Home Module

Tabs

Tabs should also be a familiar element. In your regular web-browser you also have tabs. You use tabs to have multiple websites open on your browser window, and you toggle between them by clicking on the tab.

In The ConvexValue Terminal they work the same way. You have tabs on tab which correspond to a dashboard and you can toggle between them by clicking on them.

The difference is that in your regular web-browser a tab corresponds to a single website. In ConvexValue, a tab corresponds to a dashboard which as we saw in the previous section can contain a multitude of panes.

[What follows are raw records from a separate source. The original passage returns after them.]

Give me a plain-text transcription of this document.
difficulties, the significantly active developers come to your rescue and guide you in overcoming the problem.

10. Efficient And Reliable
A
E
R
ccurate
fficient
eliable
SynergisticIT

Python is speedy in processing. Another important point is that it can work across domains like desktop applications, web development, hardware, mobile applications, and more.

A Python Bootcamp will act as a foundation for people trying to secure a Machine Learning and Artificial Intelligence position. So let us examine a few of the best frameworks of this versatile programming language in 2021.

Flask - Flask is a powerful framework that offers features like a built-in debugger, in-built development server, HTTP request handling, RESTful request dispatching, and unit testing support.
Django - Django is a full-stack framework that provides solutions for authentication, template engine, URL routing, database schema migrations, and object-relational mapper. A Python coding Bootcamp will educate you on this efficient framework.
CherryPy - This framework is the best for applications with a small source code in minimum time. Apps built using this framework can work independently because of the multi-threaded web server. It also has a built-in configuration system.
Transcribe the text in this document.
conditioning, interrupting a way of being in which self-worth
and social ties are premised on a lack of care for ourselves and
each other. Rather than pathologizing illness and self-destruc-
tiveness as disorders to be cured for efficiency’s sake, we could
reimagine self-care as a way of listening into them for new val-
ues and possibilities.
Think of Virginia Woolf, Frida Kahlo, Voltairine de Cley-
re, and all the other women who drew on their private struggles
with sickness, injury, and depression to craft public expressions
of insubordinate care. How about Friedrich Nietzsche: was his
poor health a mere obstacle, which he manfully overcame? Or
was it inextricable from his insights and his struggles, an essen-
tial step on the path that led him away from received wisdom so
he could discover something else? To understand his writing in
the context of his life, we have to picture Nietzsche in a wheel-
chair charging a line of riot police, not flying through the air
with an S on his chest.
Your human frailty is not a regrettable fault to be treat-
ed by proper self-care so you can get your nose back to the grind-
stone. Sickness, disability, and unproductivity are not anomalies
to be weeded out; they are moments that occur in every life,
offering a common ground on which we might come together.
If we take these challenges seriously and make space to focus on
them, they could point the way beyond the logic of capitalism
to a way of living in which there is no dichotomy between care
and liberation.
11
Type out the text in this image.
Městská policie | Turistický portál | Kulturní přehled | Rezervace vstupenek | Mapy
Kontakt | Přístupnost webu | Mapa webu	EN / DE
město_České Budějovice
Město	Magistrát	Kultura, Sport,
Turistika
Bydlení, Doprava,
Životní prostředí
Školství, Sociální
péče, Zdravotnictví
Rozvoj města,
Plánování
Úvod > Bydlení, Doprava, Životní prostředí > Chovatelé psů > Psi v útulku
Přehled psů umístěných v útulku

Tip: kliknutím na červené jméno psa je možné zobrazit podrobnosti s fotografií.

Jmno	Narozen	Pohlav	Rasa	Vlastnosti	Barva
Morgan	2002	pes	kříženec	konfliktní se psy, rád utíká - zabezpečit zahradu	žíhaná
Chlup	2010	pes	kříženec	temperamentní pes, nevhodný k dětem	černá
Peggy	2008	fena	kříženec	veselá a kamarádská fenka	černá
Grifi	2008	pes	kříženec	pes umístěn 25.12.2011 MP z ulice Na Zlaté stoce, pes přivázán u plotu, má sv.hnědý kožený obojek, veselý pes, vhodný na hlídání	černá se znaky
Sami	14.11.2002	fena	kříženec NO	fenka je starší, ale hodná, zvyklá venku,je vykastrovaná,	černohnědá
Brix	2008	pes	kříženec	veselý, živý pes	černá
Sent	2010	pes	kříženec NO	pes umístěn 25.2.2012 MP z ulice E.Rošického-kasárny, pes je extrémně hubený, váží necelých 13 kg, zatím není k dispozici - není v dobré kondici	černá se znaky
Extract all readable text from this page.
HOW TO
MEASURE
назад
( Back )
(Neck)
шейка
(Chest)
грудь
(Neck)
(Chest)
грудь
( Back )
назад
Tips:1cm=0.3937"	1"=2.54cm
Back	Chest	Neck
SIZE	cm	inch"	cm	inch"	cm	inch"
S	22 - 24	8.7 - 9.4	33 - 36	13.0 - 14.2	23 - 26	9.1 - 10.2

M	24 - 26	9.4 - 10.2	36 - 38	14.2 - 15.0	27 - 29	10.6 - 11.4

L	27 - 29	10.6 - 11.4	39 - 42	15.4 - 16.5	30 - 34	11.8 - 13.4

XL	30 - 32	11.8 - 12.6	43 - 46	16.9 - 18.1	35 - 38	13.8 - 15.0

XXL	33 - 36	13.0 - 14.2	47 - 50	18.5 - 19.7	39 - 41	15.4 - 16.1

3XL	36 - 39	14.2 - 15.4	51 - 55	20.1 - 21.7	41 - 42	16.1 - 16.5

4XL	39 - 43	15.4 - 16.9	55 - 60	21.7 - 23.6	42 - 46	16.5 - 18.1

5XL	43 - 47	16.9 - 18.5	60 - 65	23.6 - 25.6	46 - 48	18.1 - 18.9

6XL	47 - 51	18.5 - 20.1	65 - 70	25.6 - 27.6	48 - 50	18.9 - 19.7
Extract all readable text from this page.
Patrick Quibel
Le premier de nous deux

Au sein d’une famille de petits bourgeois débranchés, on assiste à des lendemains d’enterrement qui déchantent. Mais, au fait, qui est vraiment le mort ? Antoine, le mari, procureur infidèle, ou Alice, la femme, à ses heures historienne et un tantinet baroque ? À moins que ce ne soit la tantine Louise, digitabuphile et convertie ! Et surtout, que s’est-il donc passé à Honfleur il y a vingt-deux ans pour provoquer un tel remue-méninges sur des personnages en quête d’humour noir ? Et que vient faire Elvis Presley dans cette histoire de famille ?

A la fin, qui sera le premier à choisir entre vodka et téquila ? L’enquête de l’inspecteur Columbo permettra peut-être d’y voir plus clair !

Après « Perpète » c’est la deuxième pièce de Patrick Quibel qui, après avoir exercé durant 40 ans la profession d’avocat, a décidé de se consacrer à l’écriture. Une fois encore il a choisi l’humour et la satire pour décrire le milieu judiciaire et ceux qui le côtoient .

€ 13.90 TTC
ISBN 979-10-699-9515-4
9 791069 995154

Picking up from the previous section we can see that it has 1 tab called "Layout1". To create new tabs we can click on the "+" icon on the right corner as shown below:

The ConvexValue Terminal - Tabs

What you will notice when you create new tabs is that they don't only appear on top like you expect them to, but they also appear on the left sidebar:

The ConvexValue Terminal - Tabs

We will cover the sidebar in detail in the sidebar section.

Apart from the familiar act of clicking on the tab to activate it, you'll also notice that each tab has a Power icon.

The ConvexValue Terminal - Power Icon

The Power icon allows you to power off all of the panes on a given tab without having to close the tab.

The nature of financial analytics is that there often is a lot of high-speed data. So if you have a dashboard with many option chains loaded and running analytics and want to switch to a different dashboard, you have the ability to turn it off to prevent it from consuming your computer resources if you don't need it to. You do this by clicking on the Power Icon - which also let's you know which dashboards are running and which ones aren't.

Another helpful indicator to know how many panes you have running is located on the top right corner:

The ConvexValue Terminal - Panes Running

On the above picture there are 8 panes running amongst the two tabs.

The ConvexValue Terminal is designed to always be on. And by controlling the amount of panes you have running by powering tabs on/off you can make sure the platform isn't consuming computer resources when you don't need it to.

If you are taking a break from analyzing the market, you can simply power off the tabs and get back to them without loosing your work.

Now, if you haven't created some tabs and toggled between them I suggest you do it now. You will notice that although part of the screen is changing to a different tab, one of the panes on the left stays the same.

This is the Left Pane which we will cover in the next section.